Sugar plunged 11 percent on the ICE Futures U.S. in New York, the biggest monthly decline since September, while the 6.1 percent drop in gasoline on the New York Mercantile Exchange was the first since November. Cattle futures on the Chicago Mercantile Exchange slipped to a nine-month low on April 24, as the U.S. reported its first case of mad cow disease since 2006.

Natural gas was the biggest winner, rallying 7.5 percent on the Nymex for the largest monthly advance in a year, partly as unusually cool weather. Soybeans jumped 7.3 percent on the Chicago Board of Trade, as drought-reduced crops in South America signaled an 11 percent decline in global output, the most since 1984. Prices reached $15.07 a bushel on April 30, the highest since July 2008.

Crude oil futures rose 1.8 percent to $104.87 a barrel in New York on speculation that increased U.S. consumer spending and incomes will help boost demand. Gold retreated for the third straight month in the absence of further quantitative easing by the Federal Reserve.

Stocks Retreat

The MSCI All Country World Index of stocks retreated for the first time since December after rallying 11.3 percent in the January through March period. The MSCI index is valued at 14.8 times reported profit, 16.4 percent below the average from the past five years, according to data compiled by Bloomberg.

The S&P 500 lost 0.75 percent while the Dow Jones Industrial Average rose 0.01 percent. From AT&T Inc. to 3M Co., about 74 percent of the companies in the S&P 500 that reported quarterly results since April 10 topped the average analyst estimate, data compiled by Bloomberg as of April 24 showed.

While corporate earnings “have come in strong, ‘‘the economy is going to just sputter along here,’’ Glenmede’s Mahoney said. ‘‘You have to be a little bit cautious.’’

Second Recession

Spain’s economy contracted in the first quarter, putting the euro region’s fourth-largest economy into its second recession since 2009, the Madrid-based National Statistics Institute said yesterday.

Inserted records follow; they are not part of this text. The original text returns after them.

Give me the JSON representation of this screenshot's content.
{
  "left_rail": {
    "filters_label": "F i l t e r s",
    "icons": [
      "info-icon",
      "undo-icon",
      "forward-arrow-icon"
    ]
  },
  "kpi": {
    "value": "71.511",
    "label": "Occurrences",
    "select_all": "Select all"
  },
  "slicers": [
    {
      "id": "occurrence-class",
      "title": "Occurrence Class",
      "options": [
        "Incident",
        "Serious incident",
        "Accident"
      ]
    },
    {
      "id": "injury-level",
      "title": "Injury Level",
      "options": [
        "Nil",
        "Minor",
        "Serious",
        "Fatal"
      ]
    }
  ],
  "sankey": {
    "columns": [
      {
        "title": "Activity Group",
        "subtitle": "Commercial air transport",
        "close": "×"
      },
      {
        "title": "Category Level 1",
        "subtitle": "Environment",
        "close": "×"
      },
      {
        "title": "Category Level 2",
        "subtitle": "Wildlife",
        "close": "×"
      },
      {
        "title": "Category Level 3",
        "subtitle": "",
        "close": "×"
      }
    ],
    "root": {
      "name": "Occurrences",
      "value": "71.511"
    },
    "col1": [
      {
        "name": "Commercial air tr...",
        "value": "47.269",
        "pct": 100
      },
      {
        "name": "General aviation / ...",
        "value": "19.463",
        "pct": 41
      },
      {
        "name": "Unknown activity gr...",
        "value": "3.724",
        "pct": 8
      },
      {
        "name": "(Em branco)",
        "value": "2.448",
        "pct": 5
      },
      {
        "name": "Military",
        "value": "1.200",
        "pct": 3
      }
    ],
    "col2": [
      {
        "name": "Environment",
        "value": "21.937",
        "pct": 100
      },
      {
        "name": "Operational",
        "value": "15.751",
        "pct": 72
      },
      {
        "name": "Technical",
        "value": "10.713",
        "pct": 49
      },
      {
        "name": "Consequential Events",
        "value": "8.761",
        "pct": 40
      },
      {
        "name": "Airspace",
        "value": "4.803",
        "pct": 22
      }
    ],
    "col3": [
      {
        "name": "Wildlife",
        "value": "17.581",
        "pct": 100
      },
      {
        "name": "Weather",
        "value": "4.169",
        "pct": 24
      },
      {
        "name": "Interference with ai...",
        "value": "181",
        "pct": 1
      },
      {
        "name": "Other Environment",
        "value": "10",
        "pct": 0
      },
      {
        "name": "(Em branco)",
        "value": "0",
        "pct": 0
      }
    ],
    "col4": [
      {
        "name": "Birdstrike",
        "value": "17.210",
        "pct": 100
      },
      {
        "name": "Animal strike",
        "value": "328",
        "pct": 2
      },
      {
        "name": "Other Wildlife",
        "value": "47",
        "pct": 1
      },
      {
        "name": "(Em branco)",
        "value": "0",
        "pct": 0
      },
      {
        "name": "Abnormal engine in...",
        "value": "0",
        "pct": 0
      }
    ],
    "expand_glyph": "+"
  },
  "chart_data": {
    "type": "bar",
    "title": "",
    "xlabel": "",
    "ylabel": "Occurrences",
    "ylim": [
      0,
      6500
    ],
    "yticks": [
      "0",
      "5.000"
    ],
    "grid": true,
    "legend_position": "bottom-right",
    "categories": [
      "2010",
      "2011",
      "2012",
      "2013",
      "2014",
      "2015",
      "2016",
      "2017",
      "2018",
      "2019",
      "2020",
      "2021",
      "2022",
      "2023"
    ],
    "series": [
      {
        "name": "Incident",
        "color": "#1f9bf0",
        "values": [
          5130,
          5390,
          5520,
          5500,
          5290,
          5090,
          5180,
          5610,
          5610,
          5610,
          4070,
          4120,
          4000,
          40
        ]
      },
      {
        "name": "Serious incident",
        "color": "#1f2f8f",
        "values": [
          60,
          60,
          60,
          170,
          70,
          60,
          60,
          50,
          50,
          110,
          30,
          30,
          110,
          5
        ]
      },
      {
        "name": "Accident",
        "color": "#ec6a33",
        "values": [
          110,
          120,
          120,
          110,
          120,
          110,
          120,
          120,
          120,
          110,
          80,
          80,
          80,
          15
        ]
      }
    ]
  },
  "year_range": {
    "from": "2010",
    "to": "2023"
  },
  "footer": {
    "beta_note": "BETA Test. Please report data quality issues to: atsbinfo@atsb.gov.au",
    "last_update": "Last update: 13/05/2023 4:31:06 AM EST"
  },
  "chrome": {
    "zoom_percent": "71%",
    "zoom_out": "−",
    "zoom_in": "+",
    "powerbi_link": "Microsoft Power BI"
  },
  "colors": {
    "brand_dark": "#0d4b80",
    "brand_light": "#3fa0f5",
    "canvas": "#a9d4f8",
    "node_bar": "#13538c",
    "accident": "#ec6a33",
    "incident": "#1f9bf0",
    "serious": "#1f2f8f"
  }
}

The Italian government, which had vowed to balance the budget in 2013, now expects a shortfall of 0.5 percent of gross domestic product next year, the Cabinet said April 18 in an e- mailed statement after meeting in Rome to revise its three-year economic plan. The deficit of 0.1 percent previously estimated for 2013 won’t be reached until 2014.

‘‘Contagion is in the air,” David Blanchflower, an economics professor at Dartmouth College and former Bank of England policy maker, said April 26 in a telephone interview. “This is the inevitable consequence of failed austerity.”